Bir an düşündü ama sonunda rahatsız edici geçmişimizi kurcalamanın aptalca olduğuna karar verdi. Yemekten sonra kalktık ve ben her şeyi temizlemeye çalıştım. Gülerek beni durdurdu.

"Onlar gelip her şeyi halledecek," dedi.

"Kim onlar?" Şaşırmıştım.

"Yemeği getiren mutfak personeli," dedi, yüzünde alaycı bir ifade. Birlikte oturma odasına yürüdük ama ben sürekli arkamdaki dağınıklığa bakıyordum.

"Emin misin? Birinin dağınıklığımızı temizlemesine izin vermek kötü hissettiriyor..." Kaşlarımı çattım.

"Buna alışmalısın çünkü son yıllarda böyle yaşıyorum, küçük kardeşim. Artık sefil yaşam yok," dedi şakayla beni dürterek.

Evde büyürken babam etraftayken ve sinirliyken varlığımı hissettirmemek için sürekli temizlik yapıyordum. Annem de öyleydi, sürekli etrafı toparlar ve yemek yapardı. On iki yaşındayken bana da birçok iş yükledi ve hala kendimden sonra temizlik yapma ve ortak alanlarda kendimi nadiren gösterme alışkanlığım var. Bu ilginç bir değişim olacak. Neredeyse huzursuz hissediyorum, sanki kardeşim aklımdan geçenleri görebiliyormuş gibi. Neredeyse "Ben babamız değilim" demek istiyormuş gibi.
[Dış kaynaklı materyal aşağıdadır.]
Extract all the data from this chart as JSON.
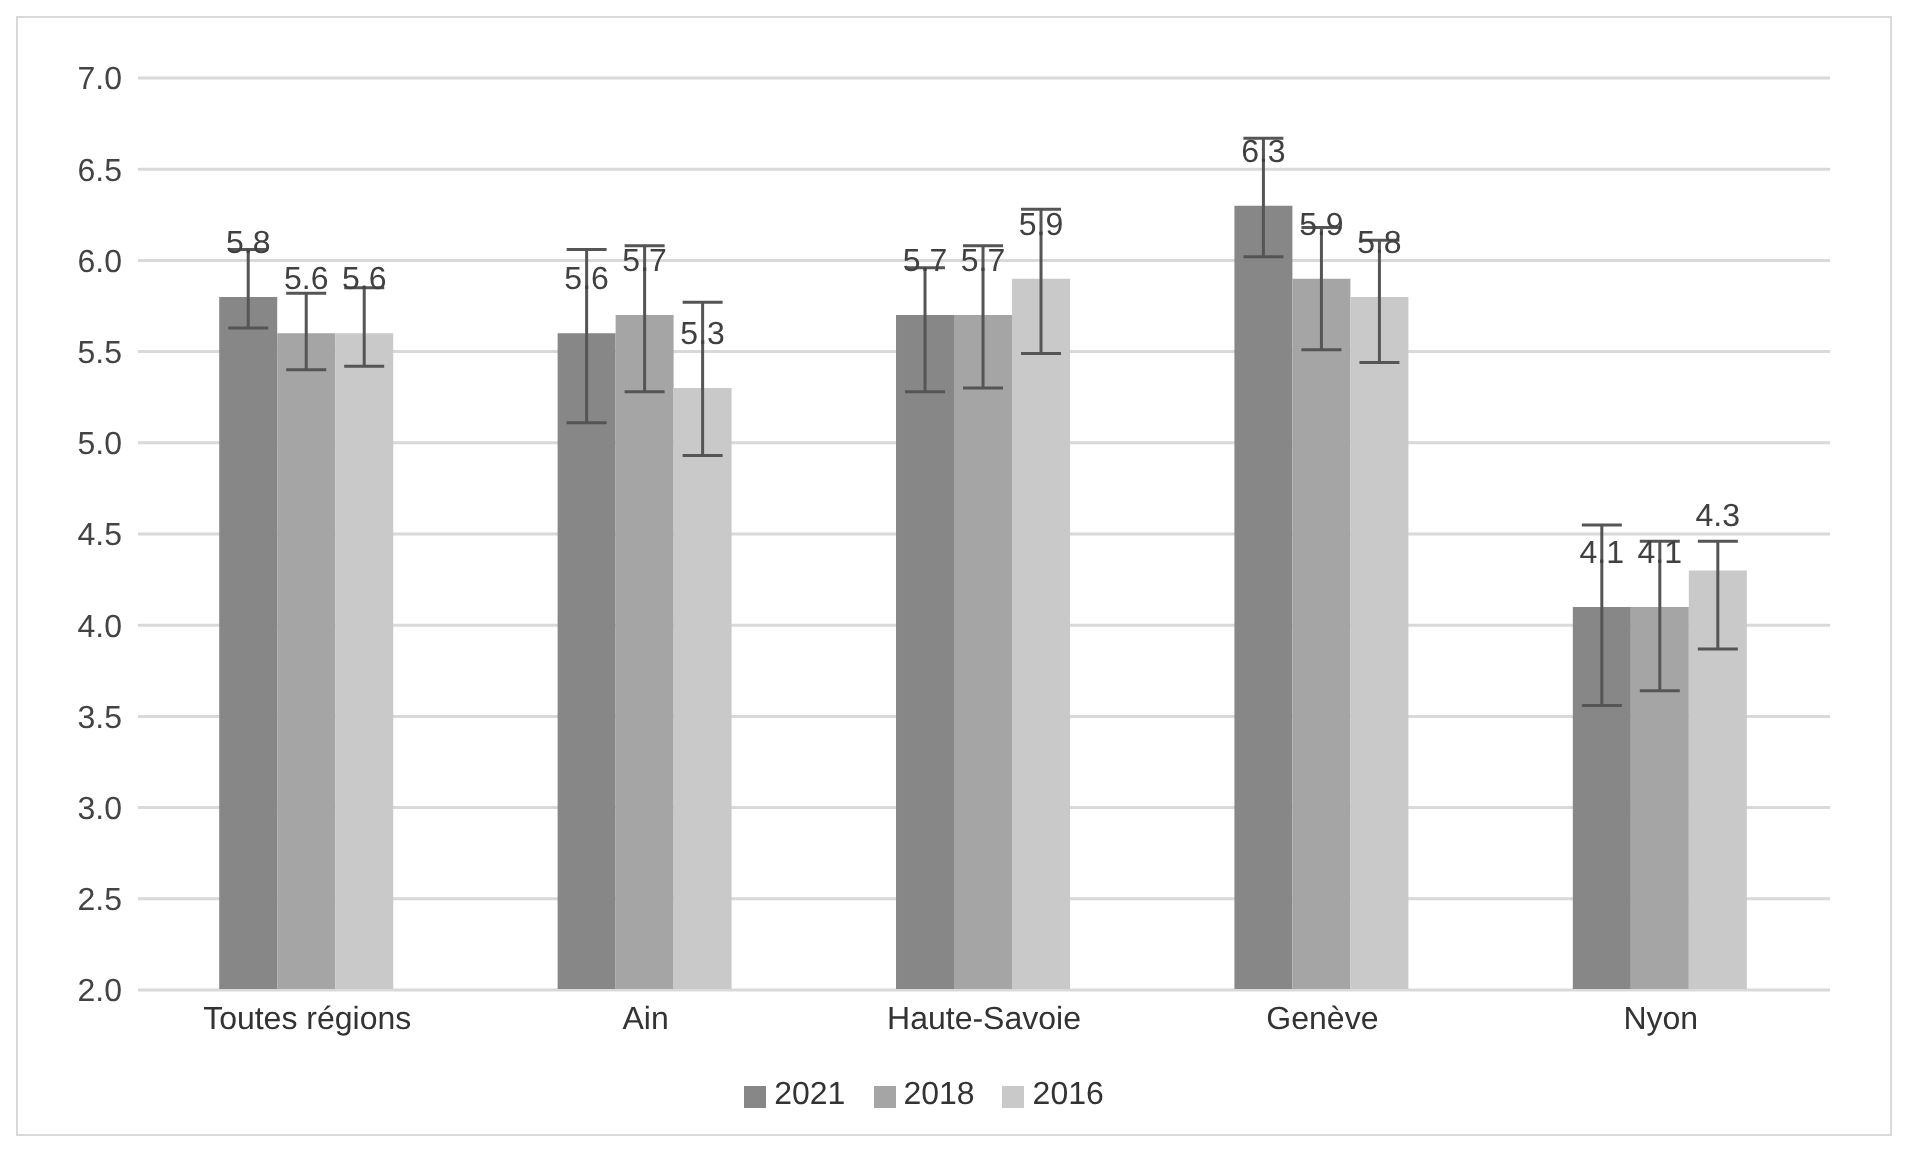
{
  "chart_data": {
    "type": "bar",
    "categories": [
      "Toutes régions",
      "Ain",
      "Haute-Savoie",
      "Genève",
      "Nyon"
    ],
    "series": [
      {
        "name": "2021",
        "color": "#878787",
        "values": [
          5.8,
          5.6,
          5.7,
          6.3,
          4.1
        ],
        "errors": [
          [
            5.63,
            6.06
          ],
          [
            5.11,
            6.06
          ],
          [
            5.28,
            5.96
          ],
          [
            6.02,
            6.67
          ],
          [
            3.56,
            4.55
          ]
        ]
      },
      {
        "name": "2018",
        "color": "#a5a5a5",
        "values": [
          5.6,
          5.7,
          5.7,
          5.9,
          4.1
        ],
        "errors": [
          [
            5.4,
            5.82
          ],
          [
            5.28,
            6.08
          ],
          [
            5.3,
            6.08
          ],
          [
            5.51,
            6.18
          ],
          [
            3.64,
            4.46
          ]
        ]
      },
      {
        "name": "2016",
        "color": "#c9c9c9",
        "values": [
          5.6,
          5.3,
          5.9,
          5.8,
          4.3
        ],
        "errors": [
          [
            5.42,
            5.85
          ],
          [
            4.93,
            5.77
          ],
          [
            5.49,
            6.28
          ],
          [
            5.44,
            6.11
          ],
          [
            3.87,
            4.46
          ]
        ]
      }
    ],
    "ylim": [
      2,
      7
    ],
    "yticks": [
      {
        "value": 2,
        "label": "2.0"
      },
      {
        "value": 2.5,
        "label": "2.5"
      },
      {
        "value": 3,
        "label": "3.0"
      },
      {
        "value": 3.5,
        "label": "3.5"
      },
      {
        "value": 4,
        "label": "4.0"
      },
      {
        "value": 4.5,
        "label": "4.5"
      },
      {
        "value": 5,
        "label": "5.0"
      },
      {
        "value": 5.5,
        "label": "5.5"
      },
      {
        "value": 6,
        "label": "6.0"
      },
      {
        "value": 6.5,
        "label": "6.5"
      },
      {
        "value": 7,
        "label": "7.0"
      }
    ],
    "grid": "y",
    "legend": "bottom",
    "data_labels": true
  }
}
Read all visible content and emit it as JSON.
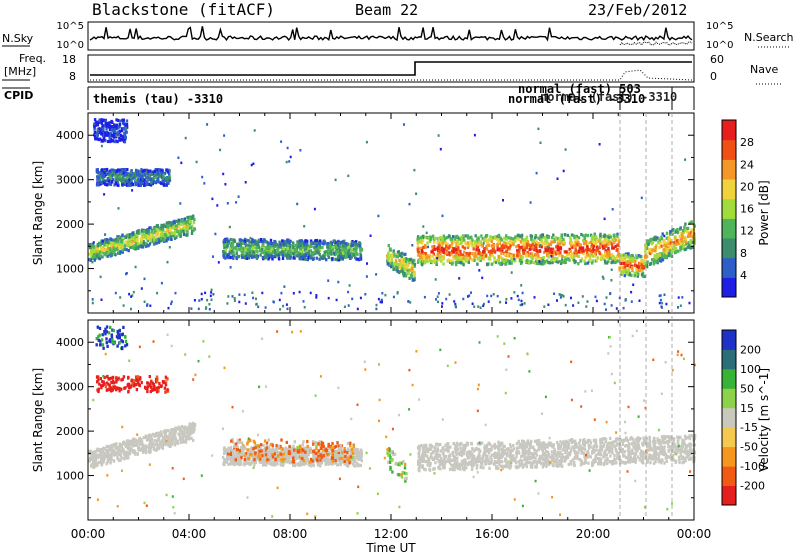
{
  "header": {
    "station": "Blackstone (fitACF)",
    "beam": "Beam 22",
    "date": "23/Feb/2012"
  },
  "top_panels": {
    "nsky_label": "N.Sky",
    "nsky_ticks": [
      "10^5",
      "10^0"
    ],
    "nsearch_label": "N.Search",
    "freq_label": "Freq.",
    "freq_unit": "[MHz]",
    "freq_ticks": [
      "18",
      "8"
    ],
    "nave_label": "Nave",
    "nave_ticks": [
      "60",
      "0"
    ],
    "cpid_label": "CPID",
    "cpid_entries": [
      {
        "text": "themis (tau) -3310"
      },
      {
        "text": "normal (fast) -3310"
      },
      {
        "text": "normal (fast) 503"
      },
      {
        "text": "normal (fast) -3310"
      }
    ]
  },
  "colors": {
    "power": [
      "#1e1ee6",
      "#2e5fc8",
      "#3c8c6e",
      "#4fb45a",
      "#a0dc3c",
      "#f0d23c",
      "#f59628",
      "#f05014",
      "#e61e1e"
    ],
    "velocity": [
      "#e61e1e",
      "#f05a14",
      "#f5961e",
      "#f5c850",
      "#c8c8bc",
      "#8cd24b",
      "#37b437",
      "#2c6e78",
      "#1e32c8"
    ],
    "ground": "#c8c8c0"
  },
  "chart_data": [
    {
      "type": "heatmap",
      "title": "",
      "xlabel": "Time UT",
      "ylabel": "Slant Range [km]",
      "x_ticks": [
        "00:00",
        "04:00",
        "08:00",
        "12:00",
        "16:00",
        "20:00",
        "00:00"
      ],
      "y_ticks": [
        "1000",
        "2000",
        "3000",
        "4000"
      ],
      "ylim": [
        0,
        4500
      ],
      "colorbar": {
        "label": "Power [dB]",
        "ticks": [
          "4",
          "8",
          "12",
          "16",
          "20",
          "24",
          "28"
        ],
        "range": [
          0,
          32
        ]
      },
      "echo_regions": [
        {
          "t0": 0.0,
          "t1": 4.2,
          "r_center_start": 1350,
          "r_center_end": 2000,
          "halfwidth": 200,
          "level": 0.55
        },
        {
          "t0": 0.3,
          "t1": 3.2,
          "r_center_start": 3050,
          "r_center_end": 3050,
          "halfwidth": 180,
          "level": 0.25
        },
        {
          "t0": 0.2,
          "t1": 1.5,
          "r_center_start": 4100,
          "r_center_end": 4100,
          "halfwidth": 250,
          "level": 0.12
        },
        {
          "t0": 5.3,
          "t1": 10.8,
          "r_center_start": 1450,
          "r_center_end": 1400,
          "halfwidth": 220,
          "level": 0.4
        },
        {
          "t0": 11.8,
          "t1": 12.9,
          "r_center_start": 1300,
          "r_center_end": 950,
          "halfwidth": 250,
          "level": 0.6
        },
        {
          "t0": 13.0,
          "t1": 21.0,
          "r_center_start": 1400,
          "r_center_end": 1450,
          "halfwidth": 330,
          "level": 0.85
        },
        {
          "t0": 21.0,
          "t1": 22.0,
          "r_center_start": 1100,
          "r_center_end": 1050,
          "halfwidth": 250,
          "level": 0.8
        },
        {
          "t0": 22.0,
          "t1": 24.0,
          "r_center_start": 1300,
          "r_center_end": 1800,
          "halfwidth": 300,
          "level": 0.7
        }
      ]
    },
    {
      "type": "heatmap",
      "title": "",
      "xlabel": "Time UT",
      "ylabel": "Slant Range [km]",
      "x_ticks": [
        "00:00",
        "04:00",
        "08:00",
        "12:00",
        "16:00",
        "20:00",
        "00:00"
      ],
      "y_ticks": [
        "1000",
        "2000",
        "3000",
        "4000"
      ],
      "ylim": [
        0,
        4500
      ],
      "colorbar": {
        "label": "Velocity [m s^-1]",
        "ticks": [
          "200",
          "100",
          "50",
          "15",
          "-15",
          "-50",
          "-100",
          "-200"
        ]
      },
      "ground_scatter_regions": [
        {
          "t0": 0.0,
          "t1": 4.2,
          "r_center_start": 1350,
          "r_center_end": 2000,
          "halfwidth": 200
        },
        {
          "t0": 5.3,
          "t1": 10.8,
          "r_center_start": 1450,
          "r_center_end": 1400,
          "halfwidth": 200
        },
        {
          "t0": 13.0,
          "t1": 24.0,
          "r_center_start": 1400,
          "r_center_end": 1600,
          "halfwidth": 300
        }
      ],
      "ionospheric_regions": [
        {
          "t0": 0.3,
          "t1": 3.2,
          "r_center_start": 3050,
          "r_center_end": 3050,
          "halfwidth": 180,
          "velocity": -150
        },
        {
          "t0": 0.2,
          "t1": 1.5,
          "r_center_start": 4100,
          "r_center_end": 4100,
          "halfwidth": 250,
          "velocity": 120
        },
        {
          "t0": 5.5,
          "t1": 10.5,
          "r_center_start": 1600,
          "r_center_end": 1500,
          "halfwidth": 250,
          "velocity": -40
        },
        {
          "t0": 11.8,
          "t1": 12.6,
          "r_center_start": 1400,
          "r_center_end": 1000,
          "halfwidth": 250,
          "velocity": 40
        }
      ]
    }
  ]
}
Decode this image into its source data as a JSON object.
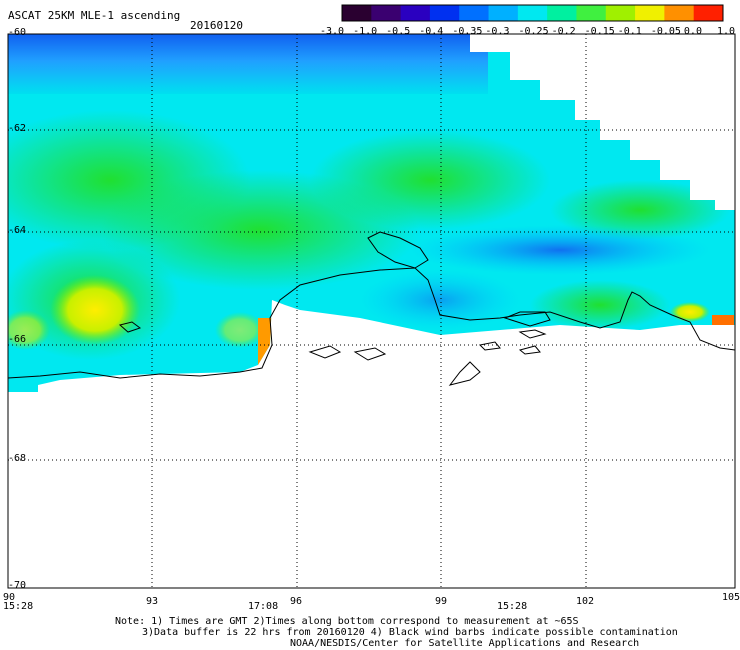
{
  "title": "ASCAT 25KM MLE-1 ascending",
  "date": "20160120",
  "colorbar": {
    "labels": [
      "-3.0",
      "-1.0",
      "-0.5",
      "-0.4",
      "-0.35",
      "-0.3",
      "-0.25",
      "-0.2",
      "-0.15",
      "-0.1",
      "-0.05",
      "0.0",
      "1.0"
    ],
    "colors": [
      "#2a0030",
      "#3a0070",
      "#2a00c0",
      "#0030f0",
      "#0070ff",
      "#00b0ff",
      "#00e8f0",
      "#00f0a0",
      "#40f040",
      "#a0f000",
      "#f0f000",
      "#ff9000",
      "#ff2000"
    ]
  },
  "map": {
    "lat_labels": [
      "-60",
      "-62",
      "-64",
      "-66",
      "-68",
      "-70"
    ],
    "lon_labels": [
      "90",
      "93",
      "96",
      "99",
      "102",
      "105"
    ],
    "time_labels": [
      "15:28",
      "17:08",
      "15:28"
    ]
  },
  "notes": {
    "line1": "Note: 1) Times are GMT 2)Times along bottom correspond to measurement at ~65S",
    "line2": "3)Data buffer is 22 hrs from 20160120 4) Black wind barbs indicate possible contamination",
    "line3": "NOAA/NESDIS/Center for Satellite Applications and Research"
  }
}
Bütün bunları kafamdan atıp gece için izin istedim. Onun ve arkadaşının yanında bir akşam paylaşamam, en iyi arkadaşı varlığımı görmezden gelirken ben sadece onun varlığını hissediyorum. Port Harcourt'ta arkadaşım olmayacak, dürüst olmak gerekirse, lisede kötü biten bir dostluktan beri en iyi arkadaşım olmadı. Çoğu zaman yalnızım ya da hafta sonları kasabamda dışarı çıktığımda yüzeysel arkadaşlıklar kuruyorum. Bu sabah güvenli bir şekilde indiğimi soracak kadar yakın kimse yok, bana doğum günü hediyesi alacak ya da hakkımda özel detayları bilecek kimse yok. Bazen telefonumu kaybediyorum çünkü hep sessizde ve kimse mesaj atmıyor ya da aramıyor. Sadece uzun mesafeli olduğumuzda ya da hafta sonları bir tanıdık dışarı çıkmak istediğinde kardeşim arardı.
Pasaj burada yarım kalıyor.